Por eso, cuando Daniel llamó a Ramón, éste se le había adelantado. La experiencia.

Ni que decir tiene que continuamos pegados a la radio y a la tele. Al poco llamaron los padres de Iñigo diciendo que venían a recogerlo. Creo que vivía por Arturo Soria. Lo comprendimos.

En casa no quedaba pan para la cena y bajé a la tienda de abajo. Cuál no sería mi sorpresa cuando me encontré con un montón de gente acaparando víveres por lo que pudiera pasar. La gente ya tenía miedo, las miradas eran recelosas, sobre todo en las personas mayores.

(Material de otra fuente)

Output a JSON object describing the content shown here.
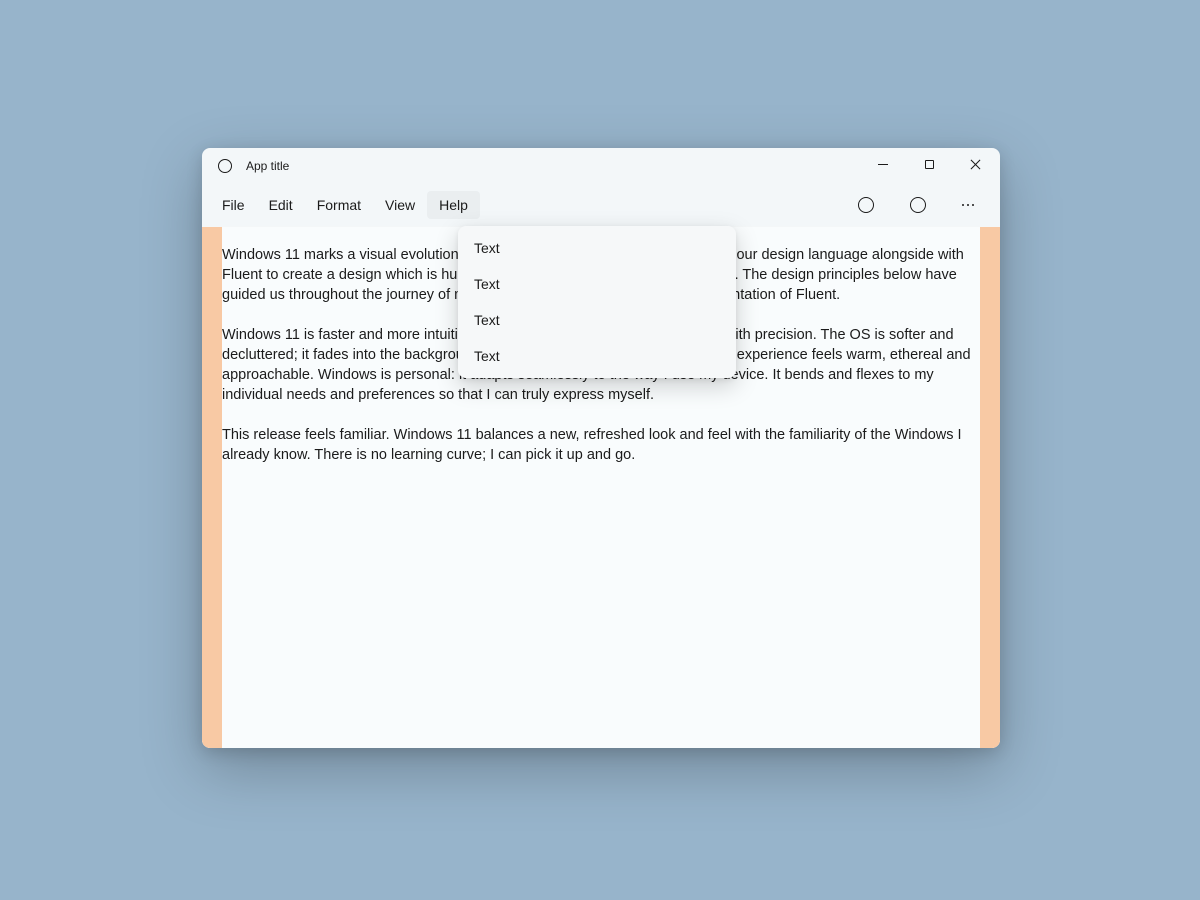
{
  "titlebar": {
    "title": "App title"
  },
  "menubar": {
    "items": [
      {
        "label": "File",
        "active": false
      },
      {
        "label": "Edit",
        "active": false
      },
      {
        "label": "Format",
        "active": false
      },
      {
        "label": "View",
        "active": false
      },
      {
        "label": "Help",
        "active": true
      }
    ]
  },
  "dropdown": {
    "items": [
      {
        "label": "Text"
      },
      {
        "label": "Text"
      },
      {
        "label": "Text"
      },
      {
        "label": "Text"
      }
    ]
  },
  "document": {
    "paragraphs": [
      "Windows 11 marks a visual evolution of the operating system. We have evolved our design language alongside with Fluent to create a design which is human, universal and truly feels like Windows. The design principles below have guided us throughout the journey of making Windows the best-in-class implementation of Fluent.",
      "Windows 11 is faster and more intuitive. The experience is calm and effortless with precision. The OS is softer and decluttered; it fades into the background to help me stay calm and focused. The experience feels warm, ethereal and approachable.  Windows is personal: it adapts seamlessly to the way I use my device. It bends and flexes to my individual needs and preferences so that I can truly express myself.",
      "This release feels familiar. Windows 11 balances a new, refreshed look and feel with the familiarity of the Windows I already know. There is no learning curve; I can pick it up and go."
    ]
  },
  "colors": {
    "highlight": "#f8c9a4",
    "background": "#97b4cb",
    "window": "#f3f7f9"
  }
}
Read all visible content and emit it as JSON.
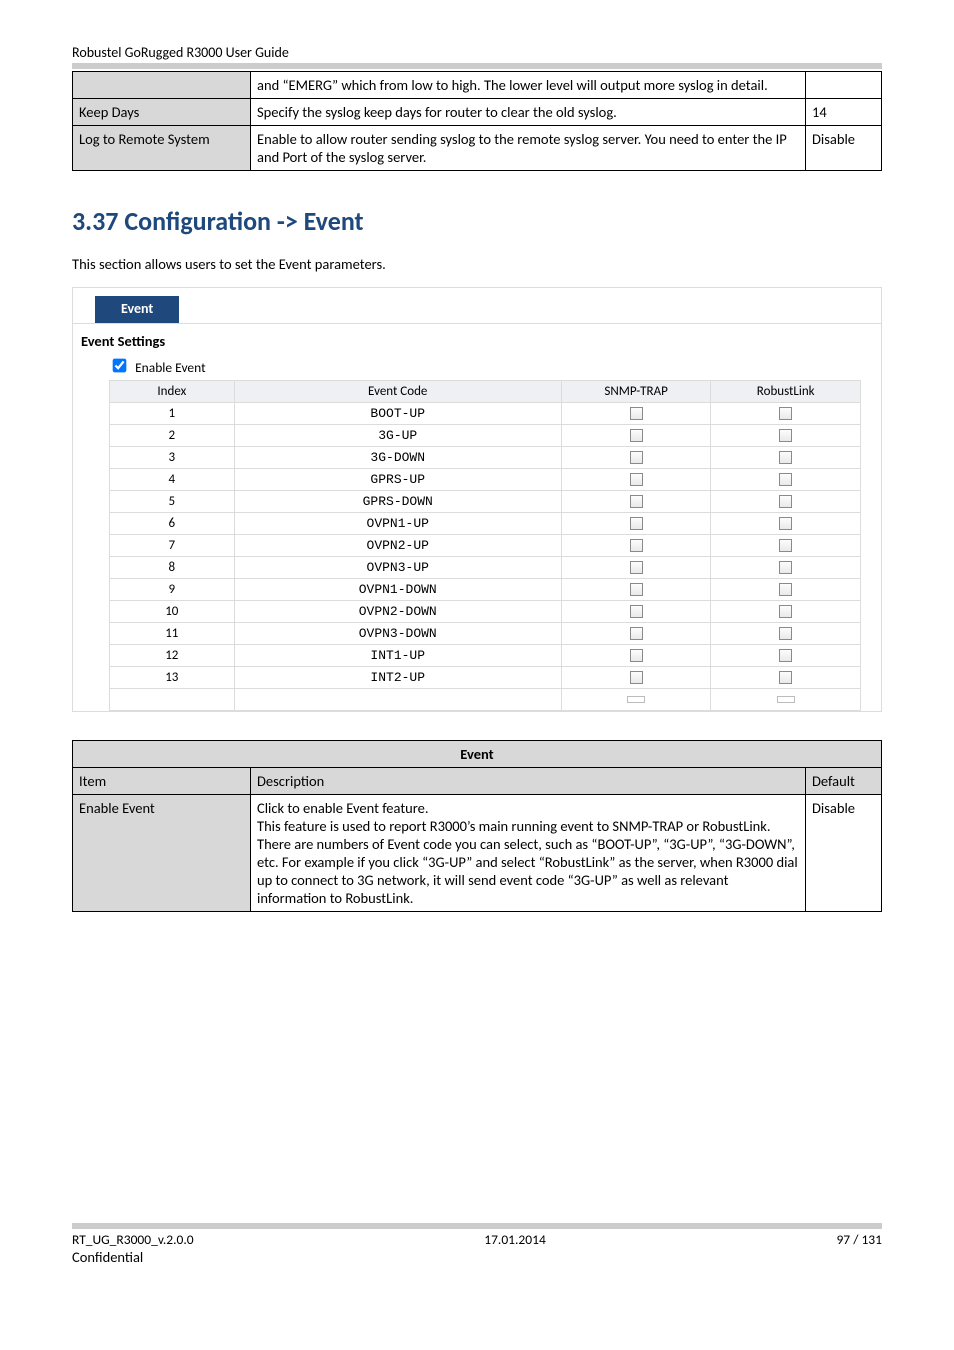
{
  "page": {
    "running_head": "Robustel GoRugged R3000 User Guide",
    "footer_left": "RT_UG_R3000_v.2.0.0",
    "footer_center": "17.01.2014",
    "footer_right": "97 / 131",
    "confidential": "Confidential"
  },
  "spec_table": {
    "rows": [
      {
        "label": "",
        "desc": "and “EMERG” which from low to high. The lower level will output more syslog in detail.",
        "val": ""
      },
      {
        "label": "Keep Days",
        "desc": "Specify the syslog keep days for router to clear the old syslog.",
        "val": "14"
      },
      {
        "label": "Log to Remote System",
        "desc": "Enable to allow router sending syslog to the remote syslog server. You need to enter the IP and Port of the syslog server.",
        "val": "Disable"
      }
    ]
  },
  "section": {
    "title": "3.37  Configuration -> Event",
    "lead": "This section allows users to set the Event parameters."
  },
  "event_panel": {
    "tab": "Event",
    "settings_hd": "Event Settings",
    "enable_label": "Enable Event",
    "headers": {
      "index": "Index",
      "code": "Event Code",
      "snmp": "SNMP-TRAP",
      "robust": "RobustLink"
    },
    "rows": [
      {
        "idx": "1",
        "code": "BOOT-UP"
      },
      {
        "idx": "2",
        "code": "3G-UP"
      },
      {
        "idx": "3",
        "code": "3G-DOWN"
      },
      {
        "idx": "4",
        "code": "GPRS-UP"
      },
      {
        "idx": "5",
        "code": "GPRS-DOWN"
      },
      {
        "idx": "6",
        "code": "OVPN1-UP"
      },
      {
        "idx": "7",
        "code": "OVPN2-UP"
      },
      {
        "idx": "8",
        "code": "OVPN3-UP"
      },
      {
        "idx": "9",
        "code": "OVPN1-DOWN"
      },
      {
        "idx": "10",
        "code": "OVPN2-DOWN"
      },
      {
        "idx": "11",
        "code": "OVPN3-DOWN"
      },
      {
        "idx": "12",
        "code": "INT1-UP"
      },
      {
        "idx": "13",
        "code": "INT2-UP"
      }
    ]
  },
  "event_table": {
    "title": "Event",
    "item_hd": "Item",
    "desc_hd": "Description",
    "def_hd": "Default",
    "row": {
      "item": "Enable Event",
      "desc": "Click to enable Event feature.\nThis feature is used to report R3000’s main running event to SNMP-TRAP or RobustLink. There are numbers of Event code you can select, such as “BOOT-UP”, “3G-UP”, “3G-DOWN”, etc. For example if you click “3G-UP” and select “RobustLink” as the server, when R3000 dial up to connect to 3G network, it will send event code “3G-UP” as well as relevant information to RobustLink.",
      "def": "Disable"
    }
  }
}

Esa misma tarde vino a casa, a esa plaza "de la gasolinera" que he descrito en la entrada anterior, una pareja amiga, socialistas también, que se quedó hasta que el Rey  salió a hablar en directo y pudimos comprobar todos que aquello había terminado. Antes, con los tanques por las calles de Valencia y el general Milán del Bosch, pasamos miedo. Íbamos de radio nacional a la Ser y de ésta a la tele. He de decir que  me fui a la cama antes porque al día siguiente había que trabajar y yo al menos presentí que el peligro había pasado.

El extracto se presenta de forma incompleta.